Obama, in a statement, said he was “extraordinarily grateful” for Ramsey’s service.

“I don’t think it’s possible to overestimate the impact of Ramsey on policing in Philadelphia,” said Jerry Ratcliffe, a criminal justice professor at Temple University. “There’s a much more reasoned sense of the role of policing in a complex society, and I don’t think anyone understands that more than Charles Ramsey.”

In cleaning up Philadelphia, Ramsey had to clean up his own ranks. Over his tenure, he removed at least 160 officers from the force, including a narcotics officer accused of lying on a search warrant and looting nearly two dozen bodegas for cash and goods.

In January, Ramsey started outfitting officers with body cameras.

Seeing a high number of shootings by officers, Ramsey turned to the Justice Department for help. Philadelphia’s police shootings, involving mostly black suspects and 96 deaths, have contributed to “significant strife and distrust” between the department and the community, the Justice Department said in a report last March.

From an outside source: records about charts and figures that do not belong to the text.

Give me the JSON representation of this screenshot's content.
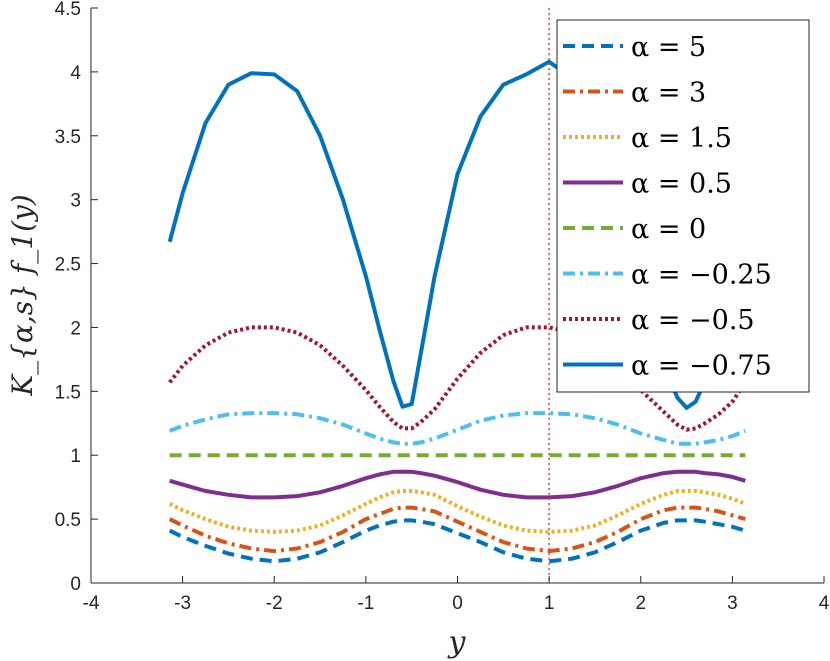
{
  "chart_data": {
    "type": "line",
    "title": "",
    "xlabel": "y",
    "ylabel": "K_{α,s} f_1(y)",
    "xlim": [
      -4,
      4
    ],
    "ylim": [
      0,
      4.5
    ],
    "xticks": [
      "-4",
      "-3",
      "-2",
      "-1",
      "0",
      "1",
      "2",
      "3",
      "4"
    ],
    "yticks": [
      "0",
      "0.5",
      "1",
      "1.5",
      "2",
      "2.5",
      "3",
      "3.5",
      "4",
      "4.5"
    ],
    "grid": false,
    "legend_position": "top-right",
    "vline": {
      "x": 1,
      "color": "#E8403A"
    },
    "x": [
      -3.1416,
      -3.0,
      -2.75,
      -2.5,
      -2.25,
      -2.0,
      -1.75,
      -1.5,
      -1.25,
      -1.0,
      -0.85,
      -0.7,
      -0.6,
      -0.5,
      -0.4,
      -0.25,
      0.0,
      0.25,
      0.5,
      0.75,
      1.0,
      1.25,
      1.5,
      1.75,
      2.0,
      2.25,
      2.4,
      2.5,
      2.6,
      2.7,
      2.85,
      3.0,
      3.1416
    ],
    "series": [
      {
        "name": "α = 5",
        "color": "#0072BD",
        "dash": "dashed",
        "values": [
          0.41,
          0.36,
          0.29,
          0.23,
          0.19,
          0.17,
          0.19,
          0.24,
          0.32,
          0.41,
          0.45,
          0.48,
          0.49,
          0.49,
          0.48,
          0.46,
          0.39,
          0.32,
          0.24,
          0.19,
          0.17,
          0.19,
          0.24,
          0.32,
          0.41,
          0.47,
          0.49,
          0.49,
          0.49,
          0.48,
          0.46,
          0.44,
          0.41
        ]
      },
      {
        "name": "α = 3",
        "color": "#D95319",
        "dash": "dashdot",
        "values": [
          0.5,
          0.45,
          0.37,
          0.31,
          0.27,
          0.25,
          0.27,
          0.32,
          0.4,
          0.5,
          0.54,
          0.58,
          0.59,
          0.59,
          0.58,
          0.56,
          0.48,
          0.4,
          0.32,
          0.27,
          0.25,
          0.27,
          0.32,
          0.4,
          0.5,
          0.57,
          0.59,
          0.59,
          0.59,
          0.58,
          0.56,
          0.53,
          0.5
        ]
      },
      {
        "name": "α = 1.5",
        "color": "#EDB120",
        "dash": "dotted",
        "values": [
          0.62,
          0.57,
          0.5,
          0.44,
          0.41,
          0.4,
          0.41,
          0.45,
          0.53,
          0.62,
          0.67,
          0.71,
          0.72,
          0.72,
          0.71,
          0.69,
          0.6,
          0.52,
          0.45,
          0.41,
          0.4,
          0.41,
          0.45,
          0.53,
          0.62,
          0.69,
          0.72,
          0.72,
          0.72,
          0.71,
          0.69,
          0.66,
          0.62
        ]
      },
      {
        "name": "α = 0.5",
        "color": "#7E2F8E",
        "dash": "solid",
        "values": [
          0.8,
          0.77,
          0.72,
          0.69,
          0.67,
          0.67,
          0.68,
          0.71,
          0.76,
          0.82,
          0.85,
          0.87,
          0.87,
          0.87,
          0.86,
          0.84,
          0.79,
          0.73,
          0.69,
          0.67,
          0.67,
          0.68,
          0.71,
          0.76,
          0.82,
          0.86,
          0.87,
          0.87,
          0.87,
          0.86,
          0.85,
          0.83,
          0.8
        ]
      },
      {
        "name": "α = 0",
        "color": "#77AC30",
        "dash": "dashed",
        "values": [
          1.0,
          1.0,
          1.0,
          1.0,
          1.0,
          1.0,
          1.0,
          1.0,
          1.0,
          1.0,
          1.0,
          1.0,
          1.0,
          1.0,
          1.0,
          1.0,
          1.0,
          1.0,
          1.0,
          1.0,
          1.0,
          1.0,
          1.0,
          1.0,
          1.0,
          1.0,
          1.0,
          1.0,
          1.0,
          1.0,
          1.0,
          1.0,
          1.0
        ]
      },
      {
        "name": "α = −0.25",
        "color": "#4DBEEE",
        "dash": "dashdot",
        "values": [
          1.19,
          1.23,
          1.28,
          1.32,
          1.33,
          1.33,
          1.32,
          1.29,
          1.24,
          1.17,
          1.13,
          1.1,
          1.09,
          1.09,
          1.1,
          1.13,
          1.2,
          1.27,
          1.31,
          1.33,
          1.33,
          1.32,
          1.29,
          1.24,
          1.17,
          1.12,
          1.09,
          1.09,
          1.09,
          1.1,
          1.12,
          1.15,
          1.19
        ]
      },
      {
        "name": "α = −0.5",
        "color": "#A2142F",
        "dash": "dotted",
        "values": [
          1.57,
          1.7,
          1.86,
          1.96,
          2.0,
          2.0,
          1.96,
          1.86,
          1.7,
          1.51,
          1.38,
          1.26,
          1.21,
          1.21,
          1.26,
          1.36,
          1.6,
          1.8,
          1.94,
          2.0,
          2.0,
          1.96,
          1.86,
          1.7,
          1.51,
          1.34,
          1.24,
          1.2,
          1.21,
          1.25,
          1.32,
          1.42,
          1.57
        ]
      },
      {
        "name": "α = −0.75",
        "color": "#0072BD",
        "dash": "solid",
        "values": [
          2.67,
          3.05,
          3.6,
          3.9,
          3.99,
          3.98,
          3.85,
          3.5,
          3.0,
          2.4,
          1.98,
          1.58,
          1.38,
          1.4,
          1.8,
          2.4,
          3.2,
          3.65,
          3.9,
          3.98,
          4.08,
          3.95,
          3.6,
          3.05,
          2.35,
          1.7,
          1.45,
          1.37,
          1.42,
          1.58,
          1.95,
          2.35,
          2.67
        ]
      }
    ]
  }
}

Ramsey spoke candidly last month about the intersection of policing and community during an outreach session that coincided with a trim at his neighborhood barbershop.

“Yeah, I’ve got bad cops. Ain’t no doubt about it. We get rid of them, charge them criminally, do whatever you’ve got to do,” Ramsey said in the talk, a video of which was posted on Facebook.

“But why are you locking your car door? Why do you have alarms on your house? Why are we talking about cameras? Why are you scared to walk out at night?” Ramsey continued. “Is it because you’re scared of the police, or because you’re scared of the guy that’s standing on the corner waiting for you to come by?”


This story has been corrected to show Michael Brown was 18, not 19.